Civic organist Robert Plimpton will perform a 45-minute recital as part of the celebration, resuming his Sunday recitals that the construction project interrupted. Plimpton noted that Sunday’s festivities are intended to evoke the pre-World War I era that produced the Spreckels Organ. Free sarsaparilla and popcorn will be served; people will be dressed in period costume, and an exhibit of antique cars on display in front of the pavilion will add to the period decor. In addition, the Navy Marching Band will perform to inaugurate the event, and a calliope from the Hazard Collection will be demonstrated.

Along with the customary flashy organ toccatas, Plimpton’s program will tie into the celebration’s theme by including Scott Joplin rags, a medley of tunes by George Gershwin and Jerome Kern, and Edwin Lemare’s “Andantino,” a period organ solo whose melody was purloined and turned into the popular song “Moonlight and Roses.” A British organist with a worldwide reputation, Lemare was San Francisco’s civic organist when the Spreckels Organ was built.
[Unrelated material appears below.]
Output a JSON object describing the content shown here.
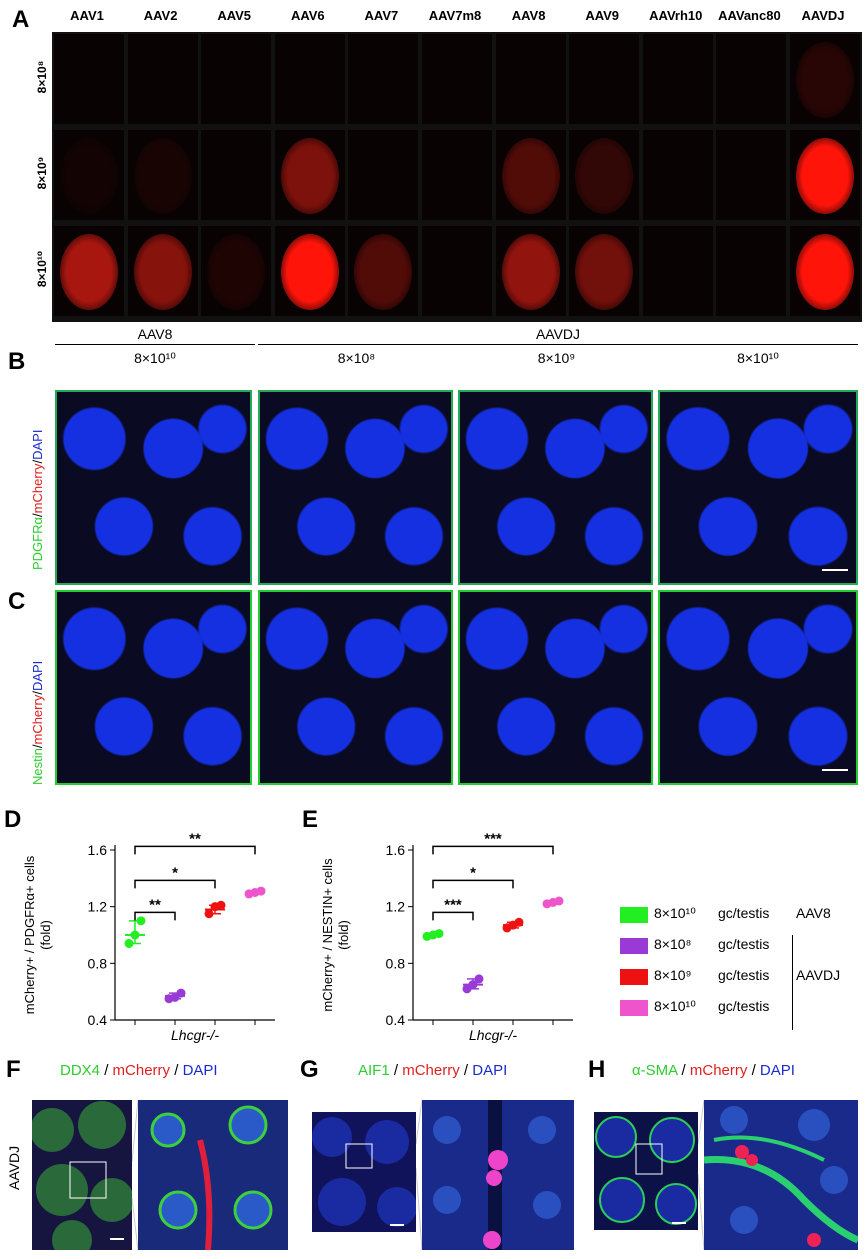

Plimpton, whose energetic personality and shrewd programming have won a large following for the Spreckels Organ, noted that San Diego is unique in restoring its civic organ. “When the Spreckels Organ was built, nearly every city in the country had a municipal organ and a civic organist. Today, only a few of these grand instruments remain in playing condition, such as the organ in San Francisco’s art museum, the California Palace of the Legion of Honor, and the former Boston civic organ, relocated in Methuen, Mass.”

According to Jack Bethards of San Francisco’s Schoenstein Organbuilders, the civic organ at the Legion of Honor, which is played every weekend by that city’s two civic organists, was also the result of the philanthropy of the Spreckels family. San Francisco has a second municipal organ, located in the San Francisco Civic Auditorium, although it is not used for regular public concerts. Bethards noted that the Civic Auditorium instrument is the twin of San Diego’s Spreckels Organ, having been built by the Austin company for San Francisco’s 1915 exposition.

San Diego’s Spreckels Organ has the distinction of being the world’s largest outdoor organ, although that is not a crowded category. In the United States there are only two other outdoor organs, both located in California. One is owned by the Bohemian Grove Club, an exclusive retreat on the Russian River for Bay Area businessmen, and the other outdoor organ is in a cemetery in Gardena.